We might now have visions of Nietzschean projects for genetic manipulation in the service of a transvaluation of all values. But Ruse hesitates. “Morality is a part of nature, and . . . an effective adaptation. Why should we forego morality any more than we should put out our eyes?” (p. 253). To which the Nietzschean nihilist might respond, If our eyes deceive us, why not put them out? Ruse has no good answer as long as he accepts Hume’s metaphysical skepticism, which denies the very possibility of seeing anything as it truly is.
If Ruse were to embrace common-sense realism as metaphysical realism, we would have an answer for the nihilist. That we have eyes might be an accident of evolution. And someday there might be a universe without us or any other sighted beings to look upon it. But for now we have eyes, and even if now we see as through a glass darkly, we see something of what the world is like. Our sight may have originated as a tool for survival and reproduction, yet now it is more than that. To see is to understand, and to understand is for us desirable for its own sake. To see is not only to live but to live well, to live in a manner proper to our nature. To see whatever there is to see is to be fully awake and thus fully alive. And everywhere we look we see intelligible order. We all understand Darwin’s amazement when he looked at the adaptation of parts in an orchid and declared: “I never saw anything so beautiful.”
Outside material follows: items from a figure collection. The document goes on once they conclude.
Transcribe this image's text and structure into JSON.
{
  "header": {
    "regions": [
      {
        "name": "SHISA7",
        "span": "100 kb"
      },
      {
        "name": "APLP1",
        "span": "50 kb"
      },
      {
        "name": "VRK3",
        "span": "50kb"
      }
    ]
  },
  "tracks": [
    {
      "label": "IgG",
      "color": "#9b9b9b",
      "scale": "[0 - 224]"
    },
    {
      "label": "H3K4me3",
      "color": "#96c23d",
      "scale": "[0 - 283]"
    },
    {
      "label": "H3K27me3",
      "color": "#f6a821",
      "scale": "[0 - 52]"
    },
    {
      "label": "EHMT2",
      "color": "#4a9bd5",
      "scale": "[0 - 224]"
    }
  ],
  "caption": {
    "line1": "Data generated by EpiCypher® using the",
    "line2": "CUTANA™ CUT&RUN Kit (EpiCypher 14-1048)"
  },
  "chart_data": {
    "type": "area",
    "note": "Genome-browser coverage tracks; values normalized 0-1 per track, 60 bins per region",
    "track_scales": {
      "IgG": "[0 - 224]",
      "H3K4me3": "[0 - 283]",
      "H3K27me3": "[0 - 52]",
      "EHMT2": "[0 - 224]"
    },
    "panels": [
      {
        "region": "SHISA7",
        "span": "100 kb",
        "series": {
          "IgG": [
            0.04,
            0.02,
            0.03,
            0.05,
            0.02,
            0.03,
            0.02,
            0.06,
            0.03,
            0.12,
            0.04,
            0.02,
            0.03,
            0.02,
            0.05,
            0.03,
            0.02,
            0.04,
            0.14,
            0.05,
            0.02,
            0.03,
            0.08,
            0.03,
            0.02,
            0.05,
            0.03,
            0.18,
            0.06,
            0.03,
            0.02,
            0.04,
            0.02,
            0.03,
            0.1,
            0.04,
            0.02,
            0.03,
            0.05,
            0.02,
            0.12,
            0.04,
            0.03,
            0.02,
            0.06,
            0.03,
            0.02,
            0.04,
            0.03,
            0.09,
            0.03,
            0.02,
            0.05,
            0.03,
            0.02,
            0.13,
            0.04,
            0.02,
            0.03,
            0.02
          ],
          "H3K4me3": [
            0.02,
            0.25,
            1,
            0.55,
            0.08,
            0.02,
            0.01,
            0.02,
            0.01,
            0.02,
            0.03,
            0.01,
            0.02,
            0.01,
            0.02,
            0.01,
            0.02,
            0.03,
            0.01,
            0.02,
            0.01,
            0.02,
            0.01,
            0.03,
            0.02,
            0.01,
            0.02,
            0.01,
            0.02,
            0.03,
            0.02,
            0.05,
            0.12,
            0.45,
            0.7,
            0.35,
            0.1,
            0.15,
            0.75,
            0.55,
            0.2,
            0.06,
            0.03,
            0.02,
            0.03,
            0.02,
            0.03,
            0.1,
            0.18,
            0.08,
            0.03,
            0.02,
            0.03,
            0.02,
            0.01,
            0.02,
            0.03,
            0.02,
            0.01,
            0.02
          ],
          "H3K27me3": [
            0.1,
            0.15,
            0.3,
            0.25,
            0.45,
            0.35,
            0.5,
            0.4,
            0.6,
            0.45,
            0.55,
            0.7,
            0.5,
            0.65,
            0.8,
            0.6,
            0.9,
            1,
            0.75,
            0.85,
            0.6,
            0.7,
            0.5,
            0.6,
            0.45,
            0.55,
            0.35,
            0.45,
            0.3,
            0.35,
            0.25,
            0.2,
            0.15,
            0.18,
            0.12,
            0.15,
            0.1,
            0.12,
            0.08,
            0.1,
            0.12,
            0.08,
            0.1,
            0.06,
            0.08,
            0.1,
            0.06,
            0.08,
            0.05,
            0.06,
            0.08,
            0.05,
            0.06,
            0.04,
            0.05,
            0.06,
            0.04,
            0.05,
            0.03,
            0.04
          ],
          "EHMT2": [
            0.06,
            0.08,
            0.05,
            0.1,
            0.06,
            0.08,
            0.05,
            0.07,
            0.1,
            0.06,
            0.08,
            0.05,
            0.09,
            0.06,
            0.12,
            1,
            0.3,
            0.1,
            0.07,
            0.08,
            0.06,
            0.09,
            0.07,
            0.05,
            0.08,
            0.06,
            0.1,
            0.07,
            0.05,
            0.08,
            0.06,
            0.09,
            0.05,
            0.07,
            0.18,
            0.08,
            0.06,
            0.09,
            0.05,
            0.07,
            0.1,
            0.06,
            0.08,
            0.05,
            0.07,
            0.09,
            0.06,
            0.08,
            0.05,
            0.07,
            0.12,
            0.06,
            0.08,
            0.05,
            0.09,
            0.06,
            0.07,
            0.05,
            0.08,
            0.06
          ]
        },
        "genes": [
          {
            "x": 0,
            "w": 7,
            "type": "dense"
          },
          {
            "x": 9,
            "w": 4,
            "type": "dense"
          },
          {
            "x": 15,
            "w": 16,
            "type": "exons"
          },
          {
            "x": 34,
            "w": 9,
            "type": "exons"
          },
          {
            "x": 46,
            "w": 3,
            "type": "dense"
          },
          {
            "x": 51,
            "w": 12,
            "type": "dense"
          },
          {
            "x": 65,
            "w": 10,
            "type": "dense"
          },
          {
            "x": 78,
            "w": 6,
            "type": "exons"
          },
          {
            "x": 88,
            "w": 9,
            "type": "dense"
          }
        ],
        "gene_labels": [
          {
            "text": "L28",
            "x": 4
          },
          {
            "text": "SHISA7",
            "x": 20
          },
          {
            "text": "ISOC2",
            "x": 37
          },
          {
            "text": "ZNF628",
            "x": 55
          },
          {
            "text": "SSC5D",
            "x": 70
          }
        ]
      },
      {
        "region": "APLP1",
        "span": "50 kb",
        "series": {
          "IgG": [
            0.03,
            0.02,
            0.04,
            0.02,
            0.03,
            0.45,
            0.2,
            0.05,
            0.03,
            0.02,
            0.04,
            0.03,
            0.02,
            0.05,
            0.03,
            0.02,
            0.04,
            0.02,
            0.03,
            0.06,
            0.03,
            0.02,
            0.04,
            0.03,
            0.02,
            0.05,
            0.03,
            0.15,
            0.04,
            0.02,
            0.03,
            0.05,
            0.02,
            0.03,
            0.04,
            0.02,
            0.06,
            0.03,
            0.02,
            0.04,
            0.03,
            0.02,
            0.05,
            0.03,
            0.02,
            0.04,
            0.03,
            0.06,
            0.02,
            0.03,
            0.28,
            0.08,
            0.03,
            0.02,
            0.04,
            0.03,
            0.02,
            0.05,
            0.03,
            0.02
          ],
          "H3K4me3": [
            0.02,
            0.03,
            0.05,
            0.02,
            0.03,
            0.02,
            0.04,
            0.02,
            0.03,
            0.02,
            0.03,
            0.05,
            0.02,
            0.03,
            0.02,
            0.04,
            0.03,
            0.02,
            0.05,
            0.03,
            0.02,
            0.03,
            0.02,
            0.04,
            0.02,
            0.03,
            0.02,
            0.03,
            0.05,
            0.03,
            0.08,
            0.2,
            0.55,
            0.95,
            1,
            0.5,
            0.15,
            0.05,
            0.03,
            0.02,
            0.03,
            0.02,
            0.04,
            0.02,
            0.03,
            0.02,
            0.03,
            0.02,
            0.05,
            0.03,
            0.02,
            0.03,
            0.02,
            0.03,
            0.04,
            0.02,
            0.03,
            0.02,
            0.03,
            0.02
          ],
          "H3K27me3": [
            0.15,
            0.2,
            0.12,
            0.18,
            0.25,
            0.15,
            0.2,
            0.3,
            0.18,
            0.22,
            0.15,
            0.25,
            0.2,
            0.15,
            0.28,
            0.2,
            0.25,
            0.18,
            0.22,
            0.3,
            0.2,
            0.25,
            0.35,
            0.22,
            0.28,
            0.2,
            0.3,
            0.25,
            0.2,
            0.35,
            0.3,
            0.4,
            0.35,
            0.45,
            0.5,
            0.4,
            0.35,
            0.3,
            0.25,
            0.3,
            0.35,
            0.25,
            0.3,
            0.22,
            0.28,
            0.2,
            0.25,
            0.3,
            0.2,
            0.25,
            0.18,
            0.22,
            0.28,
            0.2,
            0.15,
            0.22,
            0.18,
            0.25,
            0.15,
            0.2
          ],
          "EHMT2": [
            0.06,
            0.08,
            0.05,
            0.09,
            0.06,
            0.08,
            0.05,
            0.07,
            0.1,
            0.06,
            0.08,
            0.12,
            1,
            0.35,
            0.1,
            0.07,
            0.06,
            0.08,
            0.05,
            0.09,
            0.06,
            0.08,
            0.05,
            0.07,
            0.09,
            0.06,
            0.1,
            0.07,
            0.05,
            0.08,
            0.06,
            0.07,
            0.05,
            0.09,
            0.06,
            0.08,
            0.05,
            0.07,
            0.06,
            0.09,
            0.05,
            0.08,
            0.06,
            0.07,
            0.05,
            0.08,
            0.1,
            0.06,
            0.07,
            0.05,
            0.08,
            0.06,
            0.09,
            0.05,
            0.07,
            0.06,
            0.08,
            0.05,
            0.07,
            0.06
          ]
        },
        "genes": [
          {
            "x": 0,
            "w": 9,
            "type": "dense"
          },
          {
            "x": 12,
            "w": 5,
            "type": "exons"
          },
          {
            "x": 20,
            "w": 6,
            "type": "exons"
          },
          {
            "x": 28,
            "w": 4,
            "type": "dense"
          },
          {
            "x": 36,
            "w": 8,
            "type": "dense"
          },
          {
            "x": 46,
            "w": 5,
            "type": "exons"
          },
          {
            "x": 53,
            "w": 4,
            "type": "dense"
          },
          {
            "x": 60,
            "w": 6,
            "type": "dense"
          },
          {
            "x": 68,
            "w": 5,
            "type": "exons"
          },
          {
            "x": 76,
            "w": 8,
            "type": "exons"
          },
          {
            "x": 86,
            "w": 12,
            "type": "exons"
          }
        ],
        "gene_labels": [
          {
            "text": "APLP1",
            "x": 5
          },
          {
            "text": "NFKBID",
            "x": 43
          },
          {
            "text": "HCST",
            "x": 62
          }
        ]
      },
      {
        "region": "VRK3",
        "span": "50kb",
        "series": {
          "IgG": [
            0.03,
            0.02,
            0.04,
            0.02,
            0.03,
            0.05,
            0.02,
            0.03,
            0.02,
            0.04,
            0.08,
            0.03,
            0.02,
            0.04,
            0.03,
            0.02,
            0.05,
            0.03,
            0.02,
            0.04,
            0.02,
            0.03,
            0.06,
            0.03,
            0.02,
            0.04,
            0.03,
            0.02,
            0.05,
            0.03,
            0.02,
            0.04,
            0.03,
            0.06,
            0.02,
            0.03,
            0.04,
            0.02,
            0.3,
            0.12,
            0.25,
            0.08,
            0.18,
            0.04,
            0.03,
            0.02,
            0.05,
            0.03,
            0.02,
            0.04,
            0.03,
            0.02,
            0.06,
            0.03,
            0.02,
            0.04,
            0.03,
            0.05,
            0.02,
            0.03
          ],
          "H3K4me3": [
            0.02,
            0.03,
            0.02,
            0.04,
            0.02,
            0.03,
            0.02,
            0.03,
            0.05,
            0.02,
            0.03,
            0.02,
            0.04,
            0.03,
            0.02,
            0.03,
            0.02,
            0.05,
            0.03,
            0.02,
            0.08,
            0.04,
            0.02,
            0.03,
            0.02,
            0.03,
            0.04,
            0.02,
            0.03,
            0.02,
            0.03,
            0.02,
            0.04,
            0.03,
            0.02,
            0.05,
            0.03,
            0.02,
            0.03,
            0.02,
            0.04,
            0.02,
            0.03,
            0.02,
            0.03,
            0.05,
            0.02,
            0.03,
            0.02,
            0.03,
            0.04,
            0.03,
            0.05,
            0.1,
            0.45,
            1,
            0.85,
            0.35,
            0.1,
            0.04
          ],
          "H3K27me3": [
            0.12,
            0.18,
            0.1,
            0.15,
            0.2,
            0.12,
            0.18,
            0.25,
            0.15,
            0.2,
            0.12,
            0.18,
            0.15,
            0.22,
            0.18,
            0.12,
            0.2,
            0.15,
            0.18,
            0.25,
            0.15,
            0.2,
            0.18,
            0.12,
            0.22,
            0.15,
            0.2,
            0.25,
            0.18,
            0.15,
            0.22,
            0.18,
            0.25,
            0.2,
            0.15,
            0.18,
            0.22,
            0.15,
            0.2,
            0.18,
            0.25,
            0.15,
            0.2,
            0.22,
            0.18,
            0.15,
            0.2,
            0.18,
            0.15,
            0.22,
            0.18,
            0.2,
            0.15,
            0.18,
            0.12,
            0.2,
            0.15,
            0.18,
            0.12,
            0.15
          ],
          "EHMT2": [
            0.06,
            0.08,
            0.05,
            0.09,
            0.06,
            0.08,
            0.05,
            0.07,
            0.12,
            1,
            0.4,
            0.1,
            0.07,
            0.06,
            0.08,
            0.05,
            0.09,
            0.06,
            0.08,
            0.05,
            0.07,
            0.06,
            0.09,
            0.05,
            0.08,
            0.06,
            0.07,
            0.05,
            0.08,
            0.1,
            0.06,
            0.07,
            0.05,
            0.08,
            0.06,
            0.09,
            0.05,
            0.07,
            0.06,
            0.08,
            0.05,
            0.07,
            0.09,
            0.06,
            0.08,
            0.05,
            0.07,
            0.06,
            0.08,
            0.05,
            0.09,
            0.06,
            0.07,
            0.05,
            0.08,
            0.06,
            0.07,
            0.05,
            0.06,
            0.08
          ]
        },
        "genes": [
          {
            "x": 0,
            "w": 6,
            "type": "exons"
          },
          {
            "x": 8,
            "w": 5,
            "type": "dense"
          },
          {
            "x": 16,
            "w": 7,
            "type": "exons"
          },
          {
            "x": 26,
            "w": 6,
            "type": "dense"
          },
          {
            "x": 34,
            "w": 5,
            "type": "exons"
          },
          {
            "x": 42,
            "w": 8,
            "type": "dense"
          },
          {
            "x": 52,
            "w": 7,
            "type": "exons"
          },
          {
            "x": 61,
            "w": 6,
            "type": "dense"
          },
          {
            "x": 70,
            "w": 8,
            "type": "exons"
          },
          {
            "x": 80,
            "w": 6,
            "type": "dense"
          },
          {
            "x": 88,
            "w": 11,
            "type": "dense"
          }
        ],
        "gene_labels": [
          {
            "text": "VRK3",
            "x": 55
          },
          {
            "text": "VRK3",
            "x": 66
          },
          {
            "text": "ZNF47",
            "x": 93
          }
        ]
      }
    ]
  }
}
Since we live in and through our bodies, our sight as well as all of our vital capacities will decay and die. That is the way with all things that depend on body. But doesn’t our looking with comprehension and wonder upon the world, our looking for the enduring patterns in all things, intimate some participation, even if momentary, in the eternal order? How else could we explain the intellectual passion of Darwin in his quest to look upon the principle governing all life-orchids as well as barnacles, frogs as well as men?
Ruse would say that although Darwin’s brain was designed by natural selection only to promote his biological fitness, he was able to use it for scientific understanding as well. “We get the tools through organic evolution,” Ruse explains. But “what we produce has a meaning of its own, transcending biology, as we push our tools of understanding to produce ever better pictures of the world” (p. 206). Does this imply that the mind (as the capacity for thought) is not simply identical to the brain (as the organic product of evolution)? Is the brain the necessary but not sufficient condition for the mind? Dare we suggest that to speak of human thought as “transcending biology” reminds some of us of the old-fashioned idea that human beings have souls?
In any case, it would be disastrous for the defenders of Darwin to accept Ruse’s Humean interpretation of Darwinian biology. The popularity of Creation science depends not on the specious arguments for its scientific validity, but on the belief that Darwinism promotes a nihilistic assault on reason and morality. Ruse confirms that belief by insisting that to become a Darwinian one must deny that one can ever know objectively what is true or right. To put science in opposition to common sense provokes a natural (and sensible) animosity among common people, who lack the talent of clever people for believing nonsensical ideas. And insofar as science itself is ultimately a refinement of common sense, a scientific denial of common experience would be intellectual suicide. We cannot take Darwin seriously if we have no reason to take anything seriously.